“Plaster of Paris gives a rotten result if you try to take casts of sand-impressions with it,” he explained. “The classics pass rather lightly over the point, but it is so. Therefore we turn to melted wax or tallow, and by dropping it on very carefully in a thin layer at first, we get something that will serve our purpose. Hence the candles and the blow-lamp. See?”
He suited the action to the word, making casts of the right and left footprints in the sand from the sharpest impressions he could pick out.

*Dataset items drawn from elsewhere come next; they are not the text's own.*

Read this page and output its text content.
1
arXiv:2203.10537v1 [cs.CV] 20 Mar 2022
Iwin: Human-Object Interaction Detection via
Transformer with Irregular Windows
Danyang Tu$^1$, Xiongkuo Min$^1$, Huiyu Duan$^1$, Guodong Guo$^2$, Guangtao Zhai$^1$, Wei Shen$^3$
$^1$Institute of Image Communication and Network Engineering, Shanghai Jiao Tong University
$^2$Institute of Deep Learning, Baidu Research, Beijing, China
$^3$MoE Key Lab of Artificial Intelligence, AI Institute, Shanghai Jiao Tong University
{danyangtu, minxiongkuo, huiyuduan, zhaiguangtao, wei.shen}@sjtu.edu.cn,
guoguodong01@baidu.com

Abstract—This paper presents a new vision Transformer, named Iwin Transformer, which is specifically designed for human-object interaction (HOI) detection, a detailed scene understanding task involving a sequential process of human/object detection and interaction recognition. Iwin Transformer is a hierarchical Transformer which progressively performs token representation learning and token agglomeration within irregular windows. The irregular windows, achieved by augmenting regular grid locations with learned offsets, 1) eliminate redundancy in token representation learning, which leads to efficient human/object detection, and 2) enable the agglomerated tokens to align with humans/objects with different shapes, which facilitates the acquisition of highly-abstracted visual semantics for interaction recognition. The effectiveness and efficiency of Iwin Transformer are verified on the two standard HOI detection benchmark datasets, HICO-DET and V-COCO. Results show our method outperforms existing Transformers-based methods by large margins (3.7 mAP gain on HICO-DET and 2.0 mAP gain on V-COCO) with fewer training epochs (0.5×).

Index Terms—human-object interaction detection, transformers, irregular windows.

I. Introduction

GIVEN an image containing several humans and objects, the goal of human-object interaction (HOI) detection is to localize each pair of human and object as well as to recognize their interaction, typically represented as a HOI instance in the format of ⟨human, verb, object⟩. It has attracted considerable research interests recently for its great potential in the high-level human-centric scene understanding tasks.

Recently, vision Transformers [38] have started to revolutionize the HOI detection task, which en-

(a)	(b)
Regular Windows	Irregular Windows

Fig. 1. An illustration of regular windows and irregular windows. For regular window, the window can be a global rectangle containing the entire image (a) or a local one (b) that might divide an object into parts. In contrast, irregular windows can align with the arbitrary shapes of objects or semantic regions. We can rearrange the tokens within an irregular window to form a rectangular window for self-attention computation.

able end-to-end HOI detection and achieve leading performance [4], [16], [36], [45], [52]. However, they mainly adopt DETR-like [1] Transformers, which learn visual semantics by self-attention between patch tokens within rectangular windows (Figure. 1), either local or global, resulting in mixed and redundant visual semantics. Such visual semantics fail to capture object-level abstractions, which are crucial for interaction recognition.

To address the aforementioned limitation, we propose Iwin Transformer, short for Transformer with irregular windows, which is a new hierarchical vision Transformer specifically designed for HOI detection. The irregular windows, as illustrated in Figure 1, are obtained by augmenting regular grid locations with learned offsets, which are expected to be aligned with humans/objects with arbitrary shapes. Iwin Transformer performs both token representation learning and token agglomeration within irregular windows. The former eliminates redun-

“Now we'll take Mr. Billingford's track next,” he said, as he removed the two blocks of wax from their beds. “His footmarks will be the first to be swamped by the tide, so we must get on to them in a hurry.”
He led his companions back to the road and turned round the landward end of the groyne.
“This is where he landed on the road, evidently. Now step in my tracks and don't wander off the line. We mustn't cut up the ground.”
He moved along the trail, and soon reached the tidal mark, after which the footprints grew sharper. A little farther on, he reached a point where Billingford's marks crossed an earlier track—the prints of a woman's nail-studded shoes.
“Golfing-shoes, by the look of them,” he pointed out to his companions. “We can leave them alone just now. The tide won't reach here for long enough yet, so we've plenty of time to come back. Billingford's the important thing at present.”
Billingford's track ran down to Neptune's Seat, where it was lost on the hard surface of the rock. Sir Clinton, without halting, directed his companions' attention to a second trail of male footprints running up towards the rock from the road, and crossed just at the landward side of Neptune's Seat by the traces of Billingford.
“There's no return track for these, so far as I can see,” he pointed out, “so it looks as if the murdered man made them.”
Without a glance at the body, he stepped up on to the rock, picked up the farther trail of Billingford, and began to follow it as it led along the beach towards Lynden Sands village. The footprints ran along the top of a series of slight whale-backs of sand, behind which lay a flatter zone running up towards the high-tide mark. Nearer the sea, a track showed the inspector's line of advance during the night. After following the trail for nearly a quarter of a mile, Sir Clinton pointed to a change in its character.